Kata kunci: demensia/penyakit Alzheimer/demensia vaskular/pembuluh darah faktor


risiko/hipertensi/emboli

Demensia mempengaruhi lebih dari 24 juta orang di dunia saat ini dan jumlah dengan demensia
diperkirakan akan meningkat menjadi lebih dari 81 juta oleh 2040.1 Di Inggris, ada sekitar 700
000 orang yang menderita demensia dengan biaya tahunan untuk ekonomi sebesar £ 17 miliar.2
Demensia adalah kondisi progresif kronis tanpa obat dan yang ditonton rently tersedia enhancer
kognitif untuk penyakit Alzheimer (AD) hanya menawarkan perbaikan gejala yang sederhana
dengan beberapa kekhawatiran tentang efektivitas biaya mereka.3 Dokumen konsultasi di
National Dementia Strategi4 mengakui pentingnya penelitian tentang strategi pencegahan. Jika
timbulnya demensia bisa tertunda oleh sekitar 5 tahun yang prevalensinya bisa hampir dibagi
dua.5

AD dan demensia vaskular akun (VAD) untuk sekitar 80% dari semua demensia dengan bukti
tumpang tindih antara dua dan 'campuran' demensia umum.6 Studi Nun menunjukkan efek aditif
dari serebrovaskular dan neurodegeneratif patologi di produ- cing demensia klinis. Sebuah
sedikit lesi neuropathological dari AD diminta untuk manifestasi klinis demensia pada mereka
yang memiliki infark di ganglia basal, thalamus atau materi putih dalam.7 Sampai saat ini,
diagnosis otopsi dari subtipe demensia dianggap 'definitif'. Namun, asumsi ini didasarkan pada
penelitian yang dirancang pementasan untuk satu jenis neuropatologi [misalnya, plak pikun (SP)
dan kusut neurofibrillary (NFT)] sementara mengabaikan patologi co-ada lainnya (misalnya,
penyakit pembuluh darah).

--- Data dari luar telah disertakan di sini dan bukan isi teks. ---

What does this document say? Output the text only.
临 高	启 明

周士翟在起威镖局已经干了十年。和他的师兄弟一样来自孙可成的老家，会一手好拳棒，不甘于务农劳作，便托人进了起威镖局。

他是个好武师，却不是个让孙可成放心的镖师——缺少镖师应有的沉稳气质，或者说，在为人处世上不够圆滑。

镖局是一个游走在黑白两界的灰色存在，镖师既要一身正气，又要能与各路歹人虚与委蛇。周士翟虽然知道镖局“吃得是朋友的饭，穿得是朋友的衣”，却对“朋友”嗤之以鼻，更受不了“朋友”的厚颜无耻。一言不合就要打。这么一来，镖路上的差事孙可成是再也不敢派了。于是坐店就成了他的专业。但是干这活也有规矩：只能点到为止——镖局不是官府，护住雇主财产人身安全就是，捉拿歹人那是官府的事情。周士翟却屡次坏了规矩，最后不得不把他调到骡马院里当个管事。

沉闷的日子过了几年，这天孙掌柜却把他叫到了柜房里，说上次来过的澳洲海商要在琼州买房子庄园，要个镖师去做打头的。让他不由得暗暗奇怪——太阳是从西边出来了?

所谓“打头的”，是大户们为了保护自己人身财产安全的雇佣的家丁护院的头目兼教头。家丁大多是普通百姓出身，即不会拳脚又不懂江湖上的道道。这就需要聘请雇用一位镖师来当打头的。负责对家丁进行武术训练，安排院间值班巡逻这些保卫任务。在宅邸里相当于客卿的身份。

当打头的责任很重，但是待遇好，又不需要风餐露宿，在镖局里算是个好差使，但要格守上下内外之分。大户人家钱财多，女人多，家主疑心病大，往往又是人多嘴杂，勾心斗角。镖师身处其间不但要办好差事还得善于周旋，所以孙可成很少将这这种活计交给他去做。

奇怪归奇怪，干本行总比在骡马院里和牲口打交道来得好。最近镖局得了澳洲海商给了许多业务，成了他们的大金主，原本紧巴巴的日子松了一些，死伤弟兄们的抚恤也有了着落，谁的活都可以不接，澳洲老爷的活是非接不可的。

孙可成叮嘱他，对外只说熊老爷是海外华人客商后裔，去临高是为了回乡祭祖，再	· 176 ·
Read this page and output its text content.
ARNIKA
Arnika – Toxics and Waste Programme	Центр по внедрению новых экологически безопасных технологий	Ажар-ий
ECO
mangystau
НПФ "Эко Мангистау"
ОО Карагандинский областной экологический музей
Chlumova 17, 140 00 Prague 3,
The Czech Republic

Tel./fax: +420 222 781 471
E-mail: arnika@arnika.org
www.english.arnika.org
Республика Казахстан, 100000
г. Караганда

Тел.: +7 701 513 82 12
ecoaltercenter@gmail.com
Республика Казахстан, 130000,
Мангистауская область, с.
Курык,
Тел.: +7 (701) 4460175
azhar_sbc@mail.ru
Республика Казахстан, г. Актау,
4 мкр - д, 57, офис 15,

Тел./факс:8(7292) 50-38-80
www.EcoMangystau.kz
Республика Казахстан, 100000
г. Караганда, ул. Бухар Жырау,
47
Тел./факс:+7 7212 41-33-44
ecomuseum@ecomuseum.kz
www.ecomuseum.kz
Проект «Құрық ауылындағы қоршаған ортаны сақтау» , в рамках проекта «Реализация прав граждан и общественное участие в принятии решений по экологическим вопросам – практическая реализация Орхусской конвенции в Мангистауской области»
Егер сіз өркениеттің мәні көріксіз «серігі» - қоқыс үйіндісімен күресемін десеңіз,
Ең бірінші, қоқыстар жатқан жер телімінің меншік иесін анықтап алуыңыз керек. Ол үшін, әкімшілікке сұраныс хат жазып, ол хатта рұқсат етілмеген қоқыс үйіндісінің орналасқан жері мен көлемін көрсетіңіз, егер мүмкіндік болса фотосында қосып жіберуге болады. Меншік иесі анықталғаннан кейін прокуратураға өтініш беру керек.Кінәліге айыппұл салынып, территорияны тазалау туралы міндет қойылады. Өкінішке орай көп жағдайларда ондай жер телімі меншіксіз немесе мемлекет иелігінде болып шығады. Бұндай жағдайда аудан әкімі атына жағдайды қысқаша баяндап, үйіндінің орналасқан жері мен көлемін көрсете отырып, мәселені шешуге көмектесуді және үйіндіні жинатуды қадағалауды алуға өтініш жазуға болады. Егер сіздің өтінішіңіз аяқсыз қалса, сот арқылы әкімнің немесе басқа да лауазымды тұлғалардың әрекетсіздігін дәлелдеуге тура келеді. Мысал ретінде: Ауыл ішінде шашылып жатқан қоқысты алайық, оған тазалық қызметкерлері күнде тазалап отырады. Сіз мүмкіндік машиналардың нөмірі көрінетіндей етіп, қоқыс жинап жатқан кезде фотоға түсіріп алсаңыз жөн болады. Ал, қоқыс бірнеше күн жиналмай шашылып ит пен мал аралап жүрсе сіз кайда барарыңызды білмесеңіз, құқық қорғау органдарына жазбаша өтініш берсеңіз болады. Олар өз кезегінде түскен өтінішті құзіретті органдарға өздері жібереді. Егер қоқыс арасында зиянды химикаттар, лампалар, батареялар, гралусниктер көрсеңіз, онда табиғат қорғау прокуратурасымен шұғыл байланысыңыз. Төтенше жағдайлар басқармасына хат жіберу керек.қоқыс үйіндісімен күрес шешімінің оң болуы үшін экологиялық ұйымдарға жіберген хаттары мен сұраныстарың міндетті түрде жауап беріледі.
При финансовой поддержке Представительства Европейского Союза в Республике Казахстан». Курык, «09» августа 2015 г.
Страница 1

Emas et al.8 dalam penelitian otopsi mereka mengusulkan sistem
baru klasifikasi yang mengalokasikan diagnosis 'AD murni', 'murni VAD' atau 'demensia
dicampur' tergantung pada tingkat keparahan neurodegenerative dan cerebro- patologi vaskuler.
Braak pementasan NFT lebih tinggi dari tahap II dan skor lebih dari dua pada skala semi-
kuantitatif mengukur total beban microinfarcts kortikal dan thalamic dan basal ganglia lacunes
diambil sebagai terputus untuk demensia karena AD dan VAD, respect- ively. Campuran
demensia didiagnosis ketika kedua kriteria tersebut dipenuhi.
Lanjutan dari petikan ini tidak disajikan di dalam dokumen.